Bernardo C. Bernardo (January 28, 1945 – March 8, 2018) was a Filipino veteran stage actor, comedian, and film director. He was known for his role as a supporting actor for the blockbuster film Invisible, which is also known as Imbisibol in the Philippines. Bernardo was awarded the Gawad Urian Award for his Best Supporting Actor role for the film, Invisible at the 39th Gawad Urian Awards in 2016 and was also nominated for Best Supporting Actor at the 2016 FAP Awards in the Philippines. Bernardo died on March 8, 2018, following a tumor in his pancreas.

==Biography==
Bernardo C. Bernardo was born on January 28, 1945, in Santa Ana, Manila. He received the Degree of Bachelor of Literature in Journalism from the University of Santo Tomas. Bernardo also received the theatre training at the University of California, Santa Barbara and graduated with a Master of Arts Degree at the London Academy of Music and Dramatic Art under a British council grant. He also was the program director of Theater Arts at Meridian International College, also known as MINT College.

==Career==
He rose to prominence as a respectable theatre actor and gained fame as a supporting actor in the Philippines when he transitioned to film industry in the mid-1970s. He went onto win the Gaward Urian Award for Best Actor at the 5th Gawad Urian Awards in 1981 for his role as "Manay Sharon in Ishmael Bernal" for the film, Manila By Night which is also commonly known as City After Dark.

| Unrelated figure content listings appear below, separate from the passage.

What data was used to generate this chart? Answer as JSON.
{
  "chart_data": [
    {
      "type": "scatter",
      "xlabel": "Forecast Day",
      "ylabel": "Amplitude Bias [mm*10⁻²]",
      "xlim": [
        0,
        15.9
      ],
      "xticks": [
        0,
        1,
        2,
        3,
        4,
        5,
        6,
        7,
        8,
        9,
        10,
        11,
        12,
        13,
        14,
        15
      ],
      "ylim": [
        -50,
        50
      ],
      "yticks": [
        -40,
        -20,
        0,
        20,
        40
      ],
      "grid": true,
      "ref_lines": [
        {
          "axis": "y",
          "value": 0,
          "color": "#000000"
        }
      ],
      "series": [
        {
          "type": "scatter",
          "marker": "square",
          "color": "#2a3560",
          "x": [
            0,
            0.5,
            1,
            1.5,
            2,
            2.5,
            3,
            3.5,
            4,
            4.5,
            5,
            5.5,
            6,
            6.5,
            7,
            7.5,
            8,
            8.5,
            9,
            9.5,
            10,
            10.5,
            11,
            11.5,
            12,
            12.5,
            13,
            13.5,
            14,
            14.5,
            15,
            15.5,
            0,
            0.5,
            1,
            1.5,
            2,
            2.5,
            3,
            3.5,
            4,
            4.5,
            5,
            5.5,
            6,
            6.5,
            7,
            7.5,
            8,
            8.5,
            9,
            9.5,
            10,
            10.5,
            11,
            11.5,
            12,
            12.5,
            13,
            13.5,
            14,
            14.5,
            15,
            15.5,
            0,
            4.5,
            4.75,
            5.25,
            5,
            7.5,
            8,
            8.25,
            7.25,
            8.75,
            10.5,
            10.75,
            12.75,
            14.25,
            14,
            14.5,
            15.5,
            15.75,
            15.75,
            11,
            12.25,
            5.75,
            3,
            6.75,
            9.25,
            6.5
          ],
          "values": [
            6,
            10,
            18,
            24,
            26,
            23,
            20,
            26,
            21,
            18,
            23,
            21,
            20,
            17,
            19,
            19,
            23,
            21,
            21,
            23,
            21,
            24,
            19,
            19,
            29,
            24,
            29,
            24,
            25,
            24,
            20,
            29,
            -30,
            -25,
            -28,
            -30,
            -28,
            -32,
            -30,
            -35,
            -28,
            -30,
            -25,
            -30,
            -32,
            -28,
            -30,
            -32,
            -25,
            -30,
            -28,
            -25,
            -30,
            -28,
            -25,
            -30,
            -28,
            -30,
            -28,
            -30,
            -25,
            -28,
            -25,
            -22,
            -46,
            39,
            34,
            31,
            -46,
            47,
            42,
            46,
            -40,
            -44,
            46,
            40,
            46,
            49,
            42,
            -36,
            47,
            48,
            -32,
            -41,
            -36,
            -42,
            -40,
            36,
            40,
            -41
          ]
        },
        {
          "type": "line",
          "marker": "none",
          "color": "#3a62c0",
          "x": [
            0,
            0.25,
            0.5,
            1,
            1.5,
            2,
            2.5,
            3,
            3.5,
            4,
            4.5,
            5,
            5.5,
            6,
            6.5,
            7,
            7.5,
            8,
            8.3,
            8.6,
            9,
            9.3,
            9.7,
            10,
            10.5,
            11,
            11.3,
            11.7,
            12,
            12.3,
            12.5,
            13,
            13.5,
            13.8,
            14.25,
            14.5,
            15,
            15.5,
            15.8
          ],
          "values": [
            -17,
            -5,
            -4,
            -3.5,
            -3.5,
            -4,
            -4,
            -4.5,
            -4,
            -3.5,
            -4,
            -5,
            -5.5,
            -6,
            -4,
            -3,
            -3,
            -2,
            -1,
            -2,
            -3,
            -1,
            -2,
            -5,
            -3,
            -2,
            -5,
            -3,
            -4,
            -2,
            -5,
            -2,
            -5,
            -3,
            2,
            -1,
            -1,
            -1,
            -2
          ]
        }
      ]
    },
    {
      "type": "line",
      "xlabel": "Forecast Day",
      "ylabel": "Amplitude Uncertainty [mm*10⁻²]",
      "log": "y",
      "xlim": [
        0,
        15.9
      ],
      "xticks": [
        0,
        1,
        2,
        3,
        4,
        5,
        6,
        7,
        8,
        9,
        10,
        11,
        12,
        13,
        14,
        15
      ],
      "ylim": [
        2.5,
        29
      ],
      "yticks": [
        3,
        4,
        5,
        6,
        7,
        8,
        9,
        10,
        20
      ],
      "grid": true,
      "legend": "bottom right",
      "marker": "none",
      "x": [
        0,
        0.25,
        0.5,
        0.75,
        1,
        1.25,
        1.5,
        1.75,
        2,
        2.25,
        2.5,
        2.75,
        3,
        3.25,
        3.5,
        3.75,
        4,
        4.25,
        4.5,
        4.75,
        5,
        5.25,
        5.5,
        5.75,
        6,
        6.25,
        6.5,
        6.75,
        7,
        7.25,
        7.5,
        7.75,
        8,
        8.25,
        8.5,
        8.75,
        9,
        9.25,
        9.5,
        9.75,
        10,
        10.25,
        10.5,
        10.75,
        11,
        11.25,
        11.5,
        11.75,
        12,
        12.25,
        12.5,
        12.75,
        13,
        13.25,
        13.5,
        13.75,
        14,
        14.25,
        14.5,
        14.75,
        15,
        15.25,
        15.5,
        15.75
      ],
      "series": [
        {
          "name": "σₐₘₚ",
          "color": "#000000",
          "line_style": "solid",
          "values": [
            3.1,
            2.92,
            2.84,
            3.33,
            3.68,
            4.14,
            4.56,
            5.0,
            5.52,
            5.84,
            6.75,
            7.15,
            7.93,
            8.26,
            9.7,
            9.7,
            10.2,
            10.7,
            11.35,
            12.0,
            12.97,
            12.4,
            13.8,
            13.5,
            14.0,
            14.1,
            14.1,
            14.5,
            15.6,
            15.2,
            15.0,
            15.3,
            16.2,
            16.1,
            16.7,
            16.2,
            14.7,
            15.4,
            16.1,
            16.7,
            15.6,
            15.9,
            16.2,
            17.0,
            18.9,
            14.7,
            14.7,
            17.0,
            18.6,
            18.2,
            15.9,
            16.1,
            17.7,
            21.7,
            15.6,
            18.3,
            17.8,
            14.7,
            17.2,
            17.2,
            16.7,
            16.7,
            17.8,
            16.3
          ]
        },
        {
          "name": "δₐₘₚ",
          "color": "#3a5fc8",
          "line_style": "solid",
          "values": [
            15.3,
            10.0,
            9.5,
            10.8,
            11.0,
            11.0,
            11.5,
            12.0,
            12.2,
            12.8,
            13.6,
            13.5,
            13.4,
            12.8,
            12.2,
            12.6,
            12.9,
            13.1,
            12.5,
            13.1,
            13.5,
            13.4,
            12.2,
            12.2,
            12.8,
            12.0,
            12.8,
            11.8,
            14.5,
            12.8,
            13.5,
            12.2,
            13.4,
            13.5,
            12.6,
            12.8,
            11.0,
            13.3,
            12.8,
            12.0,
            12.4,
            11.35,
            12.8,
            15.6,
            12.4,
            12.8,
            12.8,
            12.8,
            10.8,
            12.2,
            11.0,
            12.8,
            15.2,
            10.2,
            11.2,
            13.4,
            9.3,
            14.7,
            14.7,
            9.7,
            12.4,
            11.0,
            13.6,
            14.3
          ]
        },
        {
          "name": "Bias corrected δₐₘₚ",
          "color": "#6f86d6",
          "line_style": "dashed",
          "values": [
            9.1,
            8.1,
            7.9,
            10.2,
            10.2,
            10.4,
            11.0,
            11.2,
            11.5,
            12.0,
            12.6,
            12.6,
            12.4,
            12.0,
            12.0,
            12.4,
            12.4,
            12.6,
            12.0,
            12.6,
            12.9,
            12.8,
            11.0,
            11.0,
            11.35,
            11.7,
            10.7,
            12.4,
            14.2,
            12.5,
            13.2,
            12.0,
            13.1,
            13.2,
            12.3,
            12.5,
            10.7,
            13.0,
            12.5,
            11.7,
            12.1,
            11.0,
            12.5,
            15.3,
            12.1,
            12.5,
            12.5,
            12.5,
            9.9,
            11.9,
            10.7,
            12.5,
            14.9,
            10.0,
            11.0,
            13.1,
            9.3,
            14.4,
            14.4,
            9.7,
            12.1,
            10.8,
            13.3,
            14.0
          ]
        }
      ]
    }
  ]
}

He also acted in few Filipino comedy series including the role of the antagonist Steve Carpio in the comedy series, Home Along Da Riles.

==Filmography==

=== As actor ===

==== Film ====

| Year | Title | Role |
|---|---|---|
| 1974 | Carnival Song |  |
| 1975 | Lorelei | Julius |
| 1975 | Kapitan Kulas | Gen. Malvar |
| 1976 | Forever Emmanuelle | Artemio |
| 1976 | Sinta! Ang Bituing Bagong Gising | Matanglawin |
| 1980 | Manila by Night | Manay Sharon |
| 1981 | Pabling |  |
| 1983 | Dalmacio Armas |  |
| 1985 | Mga Paru-Parong Buking | Gerry |
| 1985 | Abandonado |  |
| 1986 | Kontra Bandido |  |
| 1986 | Tuklaw |  |
| 1990 | Fatal Vacation | Rebel Leader |
| 1993 | Home Along Da Riles: The Movie | Steve Carpio |
| 1993 | Isang Bala Ka Lang Part II |  |
| 1995 | Father en Son | Derek Capatas |
| 1995 | Magkasangga 2000 | Ador |
| 1996 | Bitag |  |
| 1997 | Home Along Da Riles: The Movie Part 2 | Steve Carpio |
| 1998 | Haba Haba Doo, Puti Puti Poo! | MG. G. Hasa |
| 1998 | Tong Tatlong Tatay Kong Pakitong Kitong | Diday |
| 1999 | Honey My Love So Sweet | Adonis |
| 1999 | Isprikitik: Walastik Kung Pumitik | Assistant Manager |
| 1999 | Tar-San | Professor T-Bak |
| 2001 | Sanggano't Sanggago | Emcee |
| 2005 | Chateau de Roses | Maria |
| 2006 | Ingrata | Hermie |
| 2007 | Pisay | Quizmaster |
| 2008 | Brown Soup Thing | Uncle Bernardo |
| 2014 | Ronda |  |
| 2015 | Imbisibol |  |
| 2015 | Chain Mail |  |
| 2016 | Hele sa Hiwagang Hapis | Lalake/Tikbalang |
| 2016 | Whistleblower |  |
| 2016 | Singing in Graveyards | Lilit |
| 2016 | Purgatoryo | Violet/morgue runner |
| 2017 | The Portrait (last movie) | Don Alvaro |
| 2018 | The Significant Other (posthomus movie) | Mr. Artache |

==== Television ====

| Year | Title | Role |
|---|---|---|
| 1991 | Maalaala Mo Kaya | Migo (Some Good Things) |
| 1993-2002 | Home Along Da Riles | Steve Carpio |
| 2001 | Maalaala Mo Kaya | Aling Mameng |
| 2015 | Fil Lab Presents |  |

===As writer===

| Year | Title |
|---|---|
| 1974 | Happy Days Are Here Again |
| 2006 | Ingrata |

===As director===

| Year | Title | Role |
| 2011-2015 | Pusong Pinoy sa Amerika |

===As production designer===

| Year | Title |
|---|---|
| 1976 | Sinta! Ang Bituing Bagiong Silang |

==Death==
Bernardo Bernardo had been undergoing treatment since January 2018 after developing a potentially life-threatening tumor in his pancreas, which was later diagnosed as pancreatic cancer. He died on March 8, 2018. Actors, directors in the Philippines and other countries paid tribute. Several critics pointed out that the death of Bernardo is a loss to the film industry as he had contributed to the film industry immensely during his lifetime.